Sarà anche un bel Tour, avvincente e aperto; tuttavia, per i pedali veronesi sta assumendo sempre più i toni di un «iat-Tour» de France, una iattura.
Il traguardo della decima tappa, a Saint-Martin-de-Ré, ha infatti mostrato i due volti, Elia Viviani e Davide Formolo, di un’unica medaglia, quella dell’amarezza.
Viviani ci ha provato con tutte le forze di cui dispone in questo momento a regalarci un sorriso; ha preso la ruota del fido Simone Consonni e si è presentato agli ultimi duecento metri per giocarsi la volata con i signori dello sprint; pur senza trovare la zampata vincente, è almeno uscito dall’eclissi: ha chiuso quarto a due biciclette da Sam Bennet e Caleb Ewan, a una da Peter Sagan.
Segno che manca ancora qualcosina, non poco per avere il lampo dei migliori, ma almeno è lì a due pedalate.
Al traguardo, con tutta l’onesta che lo contraddistingue Elia non ha nascosto la sua delusione: «Non sono certo contento del risultato – ha commentato – Non posso accontentarmi di un quarto posto, sono qui per lottare per la vittoria. Ovviamente è bello tornare a lottare con i migliori velocisti del mondo, ma non è stata una giornata facile ma Simone (Consonni, ndr) ha fatto un lavoro importante per proteggermi fino alla fine. Devi vivere una tappa perfetta per vincerla e il più forte è stato Sam Bennett. Ringrazio anche i miei compagni che mi hanno aiutato a trovare la giusta posizione per la volata.

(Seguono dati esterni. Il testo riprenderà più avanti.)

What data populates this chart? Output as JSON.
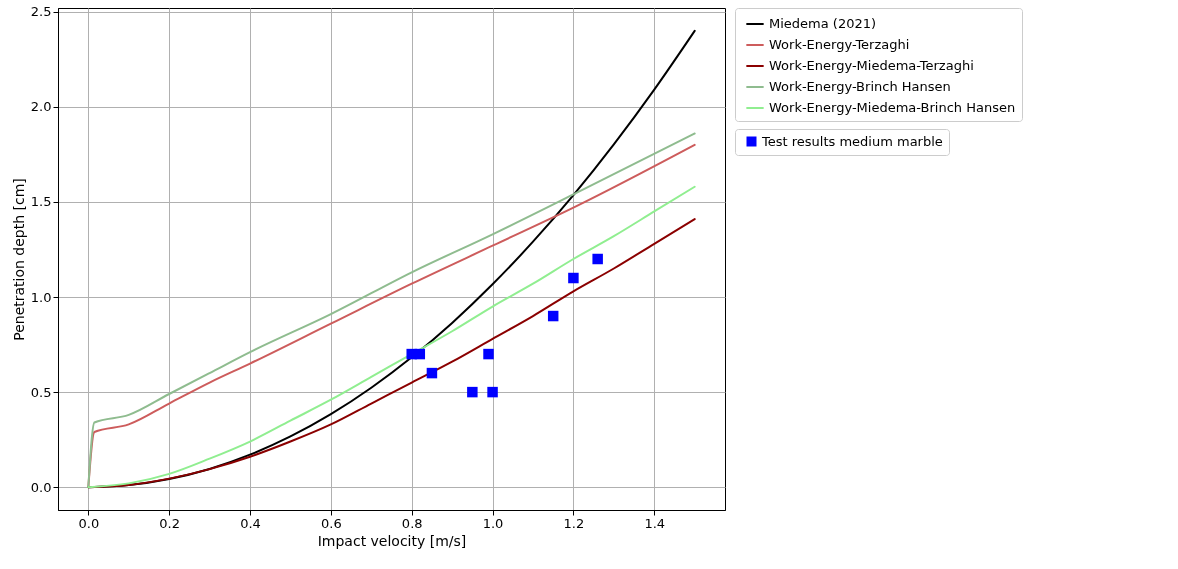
{
  "chart_data": {
    "type": "line",
    "xlabel": "Impact velocity [m/s]",
    "ylabel": "Penetration depth [cm]",
    "xlim": [
      -0.075,
      1.575
    ],
    "ylim": [
      -0.12,
      2.52
    ],
    "xticks": [
      {
        "value": 0,
        "label": "0.0"
      },
      {
        "value": 0.2,
        "label": "0.2"
      },
      {
        "value": 0.4,
        "label": "0.4"
      },
      {
        "value": 0.6,
        "label": "0.6"
      },
      {
        "value": 0.8,
        "label": "0.8"
      },
      {
        "value": 1,
        "label": "1.0"
      },
      {
        "value": 1.2,
        "label": "1.2"
      },
      {
        "value": 1.4,
        "label": "1.4"
      }
    ],
    "yticks": [
      {
        "value": 0,
        "label": "0.0"
      },
      {
        "value": 0.5,
        "label": "0.5"
      },
      {
        "value": 1,
        "label": "1.0"
      },
      {
        "value": 1.5,
        "label": "1.5"
      },
      {
        "value": 2,
        "label": "2.0"
      },
      {
        "value": 2.5,
        "label": "2.5"
      }
    ],
    "grid": true,
    "legend": "right",
    "marker": "none",
    "line_style": "solid",
    "series": [
      {
        "name": "Miedema (2021)",
        "color": "#000000",
        "x": [
          0,
          0.1,
          0.2,
          0.3,
          0.4,
          0.5,
          0.6,
          0.7,
          0.8,
          0.9,
          1.0,
          1.1,
          1.2,
          1.3,
          1.4,
          1.5
        ],
        "values": [
          0,
          0.011,
          0.043,
          0.096,
          0.171,
          0.267,
          0.384,
          0.523,
          0.683,
          0.864,
          1.067,
          1.291,
          1.536,
          1.803,
          2.091,
          2.4
        ]
      },
      {
        "name": "Work-Energy-Terzaghi",
        "color": "#cd5c5c",
        "x": [
          0,
          0.015,
          0.1,
          0.2,
          0.3,
          0.4,
          0.6,
          0.8,
          1.0,
          1.2,
          1.5
        ],
        "values": [
          0,
          0.29,
          0.33,
          0.44,
          0.55,
          0.65,
          0.86,
          1.07,
          1.27,
          1.47,
          1.8
        ]
      },
      {
        "name": "Work-Energy-Miedema-Terzaghi",
        "color": "#8b0000",
        "x": [
          0,
          0.1,
          0.2,
          0.3,
          0.4,
          0.5,
          0.6,
          0.7,
          0.8,
          0.9,
          1.0,
          1.1,
          1.2,
          1.3,
          1.4,
          1.5
        ],
        "values": [
          0,
          0.012,
          0.045,
          0.095,
          0.16,
          0.24,
          0.33,
          0.44,
          0.55,
          0.66,
          0.78,
          0.9,
          1.03,
          1.15,
          1.28,
          1.41
        ]
      },
      {
        "name": "Work-Energy-Brinch Hansen",
        "color": "#8fbc8f",
        "x": [
          0,
          0.015,
          0.1,
          0.2,
          0.3,
          0.4,
          0.6,
          0.8,
          1.0,
          1.2,
          1.5
        ],
        "values": [
          0,
          0.34,
          0.38,
          0.49,
          0.6,
          0.71,
          0.91,
          1.13,
          1.33,
          1.54,
          1.86
        ]
      },
      {
        "name": "Work-Energy-Miedema-Brinch Hansen",
        "color": "#90ee90",
        "x": [
          0,
          0.1,
          0.2,
          0.3,
          0.4,
          0.5,
          0.6,
          0.7,
          0.8,
          0.9,
          1.0,
          1.1,
          1.2,
          1.3,
          1.4,
          1.5
        ],
        "values": [
          0,
          0.02,
          0.07,
          0.15,
          0.24,
          0.35,
          0.46,
          0.58,
          0.7,
          0.82,
          0.95,
          1.07,
          1.2,
          1.32,
          1.45,
          1.58
        ]
      },
      {
        "name": "Test results medium marble",
        "type": "scatter",
        "marker": "square",
        "color": "#0000ff",
        "x": [
          0.8,
          0.82,
          0.85,
          0.95,
          0.99,
          1.0,
          1.15,
          1.2,
          1.26
        ],
        "values": [
          0.7,
          0.7,
          0.6,
          0.5,
          0.7,
          0.5,
          0.9,
          1.1,
          1.2
        ]
      }
    ]
  }
}
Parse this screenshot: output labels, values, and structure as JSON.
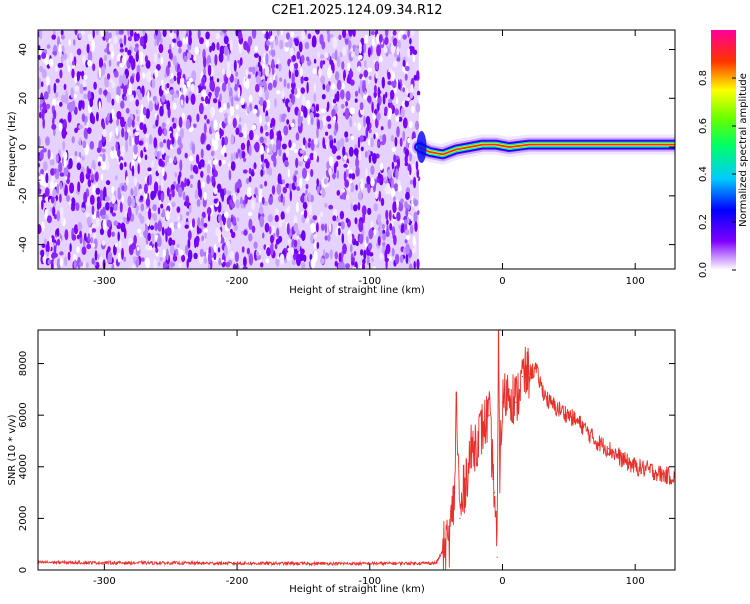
{
  "title": "C2E1.2025.124.09.34.R12",
  "chart_data": [
    {
      "type": "heatmap",
      "xlabel": "Height of straight line (km)",
      "ylabel": "Frequency (Hz)",
      "xlim": [
        -350,
        130
      ],
      "ylim": [
        -50,
        48
      ],
      "xticks": [
        -300,
        -200,
        -100,
        0,
        100
      ],
      "yticks": [
        -40,
        -20,
        0,
        20,
        40
      ],
      "colorbar": {
        "label": "Normalized spectral amplitude",
        "range": [
          0,
          1
        ],
        "ticks": [
          "0.0",
          "0.2",
          "0.4",
          "0.6",
          "0.8"
        ]
      },
      "noise_region_x": [
        -350,
        -63
      ],
      "ridge": [
        {
          "x": -63,
          "f": 0
        },
        {
          "x": -55,
          "f": -2
        },
        {
          "x": -45,
          "f": -3
        },
        {
          "x": -35,
          "f": -1
        },
        {
          "x": -25,
          "f": 0
        },
        {
          "x": -15,
          "f": 1
        },
        {
          "x": -5,
          "f": 1
        },
        {
          "x": 5,
          "f": 0
        },
        {
          "x": 20,
          "f": 1
        },
        {
          "x": 40,
          "f": 1
        },
        {
          "x": 60,
          "f": 1
        },
        {
          "x": 80,
          "f": 1
        },
        {
          "x": 100,
          "f": 1
        },
        {
          "x": 115,
          "f": 1
        },
        {
          "x": 130,
          "f": 1
        }
      ]
    },
    {
      "type": "line",
      "xlabel": "Height of straight line (km)",
      "ylabel": "SNR (10 * v/v)",
      "xlim": [
        -350,
        130
      ],
      "ylim": [
        0,
        9300
      ],
      "xticks": [
        -300,
        -200,
        -100,
        0,
        100
      ],
      "yticks": [
        0,
        2000,
        4000,
        6000,
        8000
      ],
      "series": [
        {
          "color": "#e8302a",
          "x": [
            -350,
            -300,
            -250,
            -200,
            -150,
            -100,
            -50,
            -40,
            -36,
            -35,
            -32,
            -28,
            -24,
            -20,
            -15,
            -10,
            -6,
            -4,
            -3,
            -2,
            0,
            5,
            10,
            15,
            20,
            25,
            30,
            35,
            40,
            50,
            60,
            70,
            80,
            90,
            100,
            110,
            120,
            130
          ],
          "y": [
            300,
            280,
            270,
            260,
            250,
            250,
            270,
            1200,
            3000,
            6800,
            2000,
            3500,
            4500,
            5000,
            5500,
            6000,
            3000,
            500,
            9300,
            4000,
            6500,
            7000,
            6500,
            7500,
            7600,
            7800,
            7000,
            6500,
            6300,
            6000,
            5600,
            5000,
            4700,
            4300,
            4000,
            3900,
            3700,
            3600
          ]
        }
      ]
    }
  ]
}
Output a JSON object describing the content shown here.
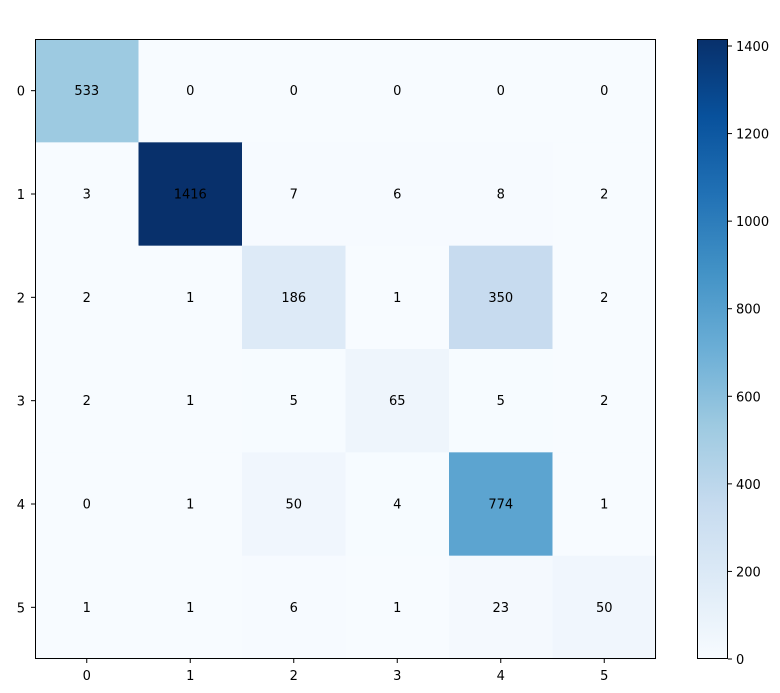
{
  "chart_data": {
    "type": "heatmap",
    "title": "",
    "xlabel": "",
    "ylabel": "",
    "x_categories": [
      "0",
      "1",
      "2",
      "3",
      "4",
      "5"
    ],
    "y_categories": [
      "0",
      "1",
      "2",
      "3",
      "4",
      "5"
    ],
    "values": [
      [
        533,
        0,
        0,
        0,
        0,
        0
      ],
      [
        3,
        1416,
        7,
        6,
        8,
        2
      ],
      [
        2,
        1,
        186,
        1,
        350,
        2
      ],
      [
        2,
        1,
        5,
        65,
        5,
        2
      ],
      [
        0,
        1,
        50,
        4,
        774,
        1
      ],
      [
        1,
        1,
        6,
        1,
        23,
        50
      ]
    ],
    "colormap": "Blues",
    "colormap_colors": [
      "#f7fbff",
      "#deebf7",
      "#c6dbef",
      "#9ecae1",
      "#6baed6",
      "#4292c6",
      "#2171b5",
      "#08519c",
      "#08306b"
    ],
    "vmin": 0,
    "vmax": 1416,
    "colorbar_ticks": [
      "0",
      "200",
      "400",
      "600",
      "800",
      "1000",
      "1200",
      "1400"
    ],
    "cell_text_color": "#000000",
    "grid": false
  }
}
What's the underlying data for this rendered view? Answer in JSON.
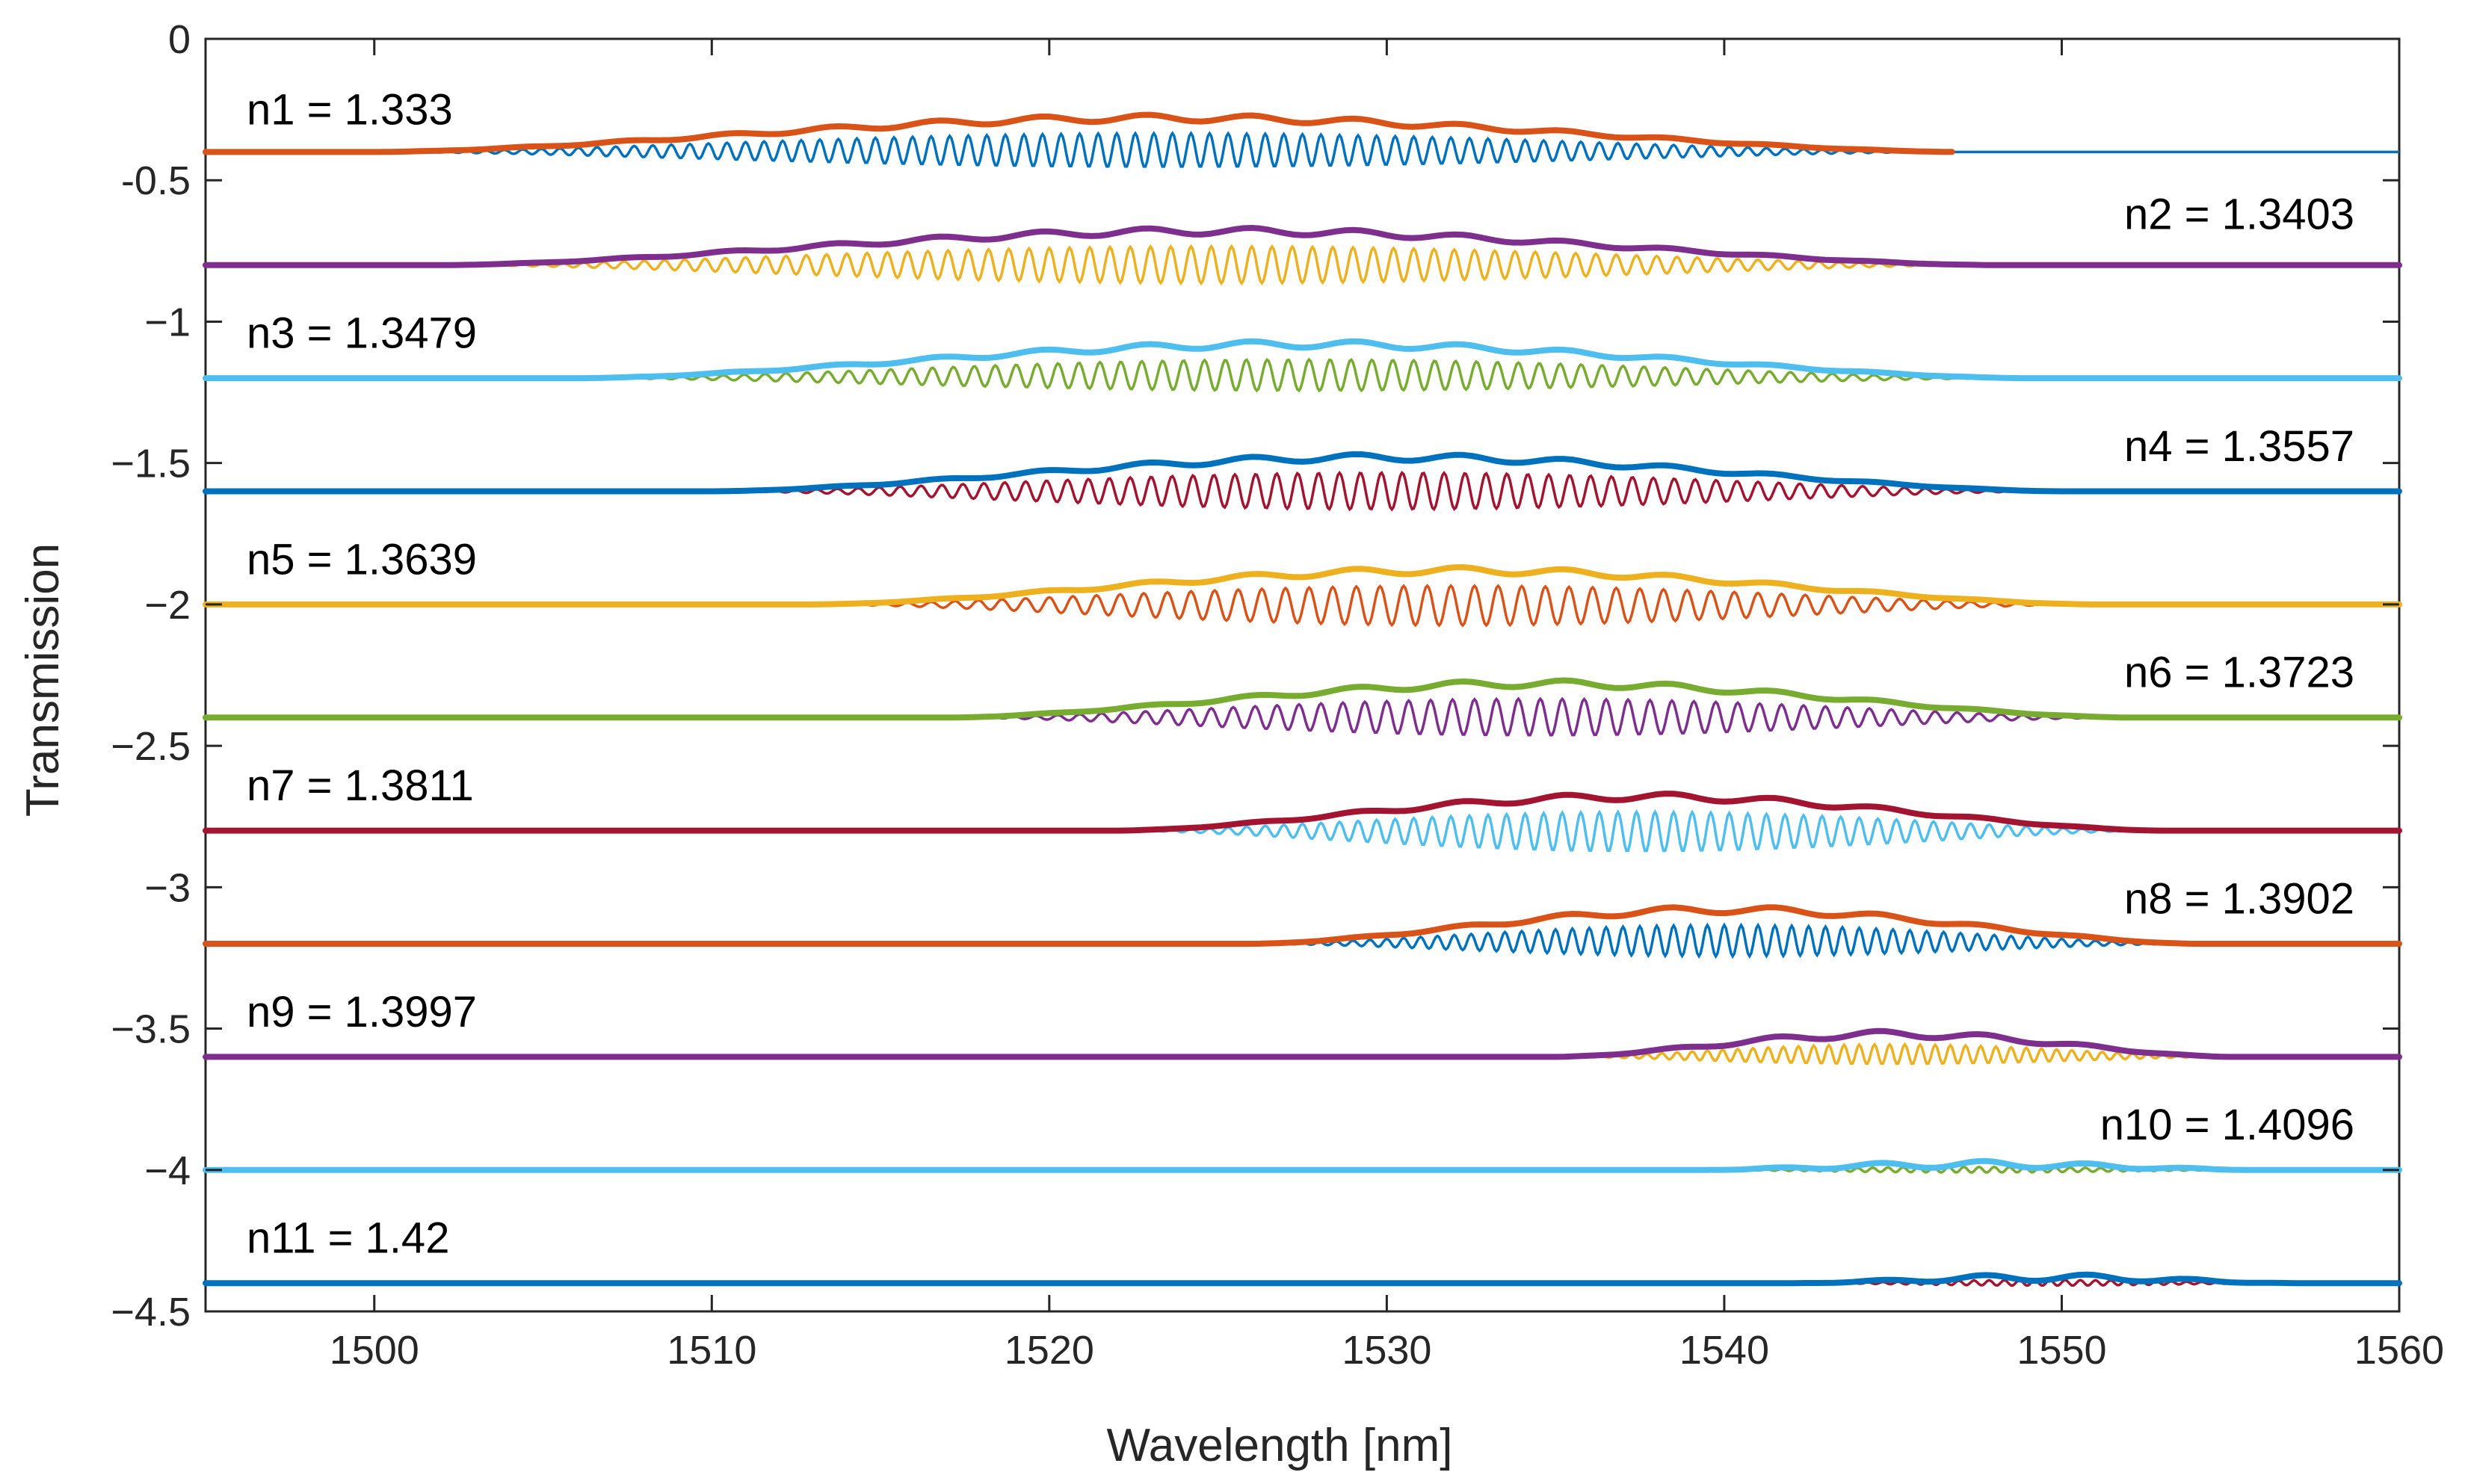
{
  "chart_data": {
    "type": "line",
    "title": "",
    "xlabel": "Wavelength [nm]",
    "ylabel": "Transmission",
    "xlim": [
      1495,
      1560
    ],
    "ylim": [
      -4.5,
      0
    ],
    "xticks": [
      1500,
      1510,
      1520,
      1530,
      1540,
      1550,
      1560
    ],
    "xtick_labels": [
      "1500",
      "1510",
      "1520",
      "1530",
      "1540",
      "1550",
      "1560"
    ],
    "yticks": [
      0,
      -0.5,
      -1,
      -1.5,
      -2,
      -2.5,
      -3,
      -3.5,
      -4,
      -4.5
    ],
    "ytick_labels": [
      "0",
      "-0.5",
      "−1",
      "−1.5",
      "−2",
      "−2.5",
      "−3",
      "−3.5",
      "−4",
      "−4.5"
    ],
    "grid": false,
    "series": [
      {
        "name": "n1 = 1.333",
        "baseline": -0.4,
        "envelope_color": "#D95319",
        "spectrum_color": "#0072BD",
        "band_start": 1500,
        "band_end": 1547,
        "max_depth": 0.12,
        "peak_rise": 0.12,
        "period": 0.55,
        "label_side": "left",
        "label_y": -0.25
      },
      {
        "name": "n2 = 1.3403",
        "baseline": -0.8,
        "envelope_color": "#7E2F8E",
        "spectrum_color": "#EDB120",
        "band_start": 1502,
        "band_end": 1548,
        "max_depth": 0.13,
        "peak_rise": 0.12,
        "period": 0.6,
        "label_side": "right",
        "label_y": -0.62
      },
      {
        "name": "n3 = 1.3479",
        "baseline": -1.2,
        "envelope_color": "#4DBEEE",
        "spectrum_color": "#77AC30",
        "band_start": 1506,
        "band_end": 1549,
        "max_depth": 0.11,
        "peak_rise": 0.12,
        "period": 0.62,
        "label_side": "left",
        "label_y": -1.04
      },
      {
        "name": "n4 = 1.3557",
        "baseline": -1.6,
        "envelope_color": "#0072BD",
        "spectrum_color": "#A2142F",
        "band_start": 1510,
        "band_end": 1550,
        "max_depth": 0.13,
        "peak_rise": 0.12,
        "period": 0.62,
        "label_side": "right",
        "label_y": -1.44
      },
      {
        "name": "n5 = 1.3639",
        "baseline": -2.0,
        "envelope_color": "#EDB120",
        "spectrum_color": "#D95319",
        "band_start": 1513,
        "band_end": 1551,
        "max_depth": 0.14,
        "peak_rise": 0.12,
        "period": 0.7,
        "label_side": "left",
        "label_y": -1.84
      },
      {
        "name": "n6 = 1.3723",
        "baseline": -2.4,
        "envelope_color": "#77AC30",
        "spectrum_color": "#7E2F8E",
        "band_start": 1517,
        "band_end": 1552,
        "max_depth": 0.13,
        "peak_rise": 0.12,
        "period": 0.65,
        "label_side": "right",
        "label_y": -2.24
      },
      {
        "name": "n7 = 1.3811",
        "baseline": -2.8,
        "envelope_color": "#A2142F",
        "spectrum_color": "#4DBEEE",
        "band_start": 1522,
        "band_end": 1553,
        "max_depth": 0.14,
        "peak_rise": 0.12,
        "period": 0.55,
        "label_side": "left",
        "label_y": -2.64
      },
      {
        "name": "n8 = 1.3902",
        "baseline": -3.2,
        "envelope_color": "#D95319",
        "spectrum_color": "#0072BD",
        "band_start": 1526,
        "band_end": 1554,
        "max_depth": 0.11,
        "peak_rise": 0.12,
        "period": 0.5,
        "label_side": "right",
        "label_y": -3.04
      },
      {
        "name": "n9 = 1.3997",
        "baseline": -3.6,
        "envelope_color": "#7E2F8E",
        "spectrum_color": "#EDB120",
        "band_start": 1535,
        "band_end": 1555,
        "max_depth": 0.07,
        "peak_rise": 0.08,
        "period": 0.45,
        "label_side": "left",
        "label_y": -3.44
      },
      {
        "name": "n10 = 1.4096",
        "baseline": -4.0,
        "envelope_color": "#4DBEEE",
        "spectrum_color": "#77AC30",
        "band_start": 1539,
        "band_end": 1556,
        "max_depth": 0.02,
        "peak_rise": 0.02,
        "period": 0.45,
        "label_side": "right",
        "label_y": -3.84
      },
      {
        "name": "n11 = 1.42",
        "baseline": -4.4,
        "envelope_color": "#0072BD",
        "spectrum_color": "#A2142F",
        "band_start": 1542,
        "band_end": 1557,
        "max_depth": 0.02,
        "peak_rise": 0.02,
        "period": 0.45,
        "label_side": "left",
        "label_y": -4.24
      }
    ]
  }
}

Il mio obiettivo è di arrivare a Parigi con una vittoria di tappa, mi impegnerò per raggiungere questo obiettivo».
Non sarà facile, anzi: purtroppo per lui con l’arrivo delle grandi montagne che caratterizzeranno tutta l’ultima parte di questo duro Tour, le occasioni per fare centro si riducono al lumicino. Parigi però val bene una messa, quindi il sogno di cogliere un successo di grande prestigio all’ultima passerella sui Campi Elisi, è ancora vivo. Dovesse riuscirci, il bilancio negativo sin qua, si ribalterebbe totalmente. Quindi conviene tenere botta, arrivare alla Ville Lumière e giocarsela.
Peggio, molto peggio è andata a Davide Formolo, ultimo e dolorante al traguardo di Saint-Martin-de-Ré. A metterlo ko, una caduta che ha coinvolto anche il suo capitano Tadej Pogacar. «Roccia» ha stretto i denti ed è arrivato in fondo, ma in serata le radiografie hanno confermato quanto si temeva: «Frattura della clavicola minimamente scomposta» ha comunicato il medico della Uae Jeroen Swar. Tradotto: Tour finito, intervento chirurgico, rientro e convalescenza a casa per uno stop di 5-6 settimane. Che iella: fuori dalla classifica e al servizio del suo capitano, ma con la gamba che si ritrovava, «Formolino» avrebbe avuto la sua chance in montagna in una giornata di libertà che la squadra gli avrebbe concesso. Perché quelli erano i patti alla vigilia della partenza da Nizza. Niente da fare. E siccome al peggio non c’è fine, non potrà nemmeno indossare la maglia azzurra al mondiale di Imola che sembra fatto apposta per uno come lui. Impossibile vederlo al via anche di una grande classica come la Liegi-Bastogne-Liegi, la sua preferita, dove lo scorso anno fu secondo alle spalle di Fuglsang. Lo ritroveremo alla Vuelta, abbandonata un anno fa in seguito a un altro ruzzolone. Se ti chiamano «Roccia» significa che sei uno disposto a soffrire, ma non a mollare. Il ciclismo è soprattutto questo, e il ragazzo lo sa. Torna presto, «Formolino».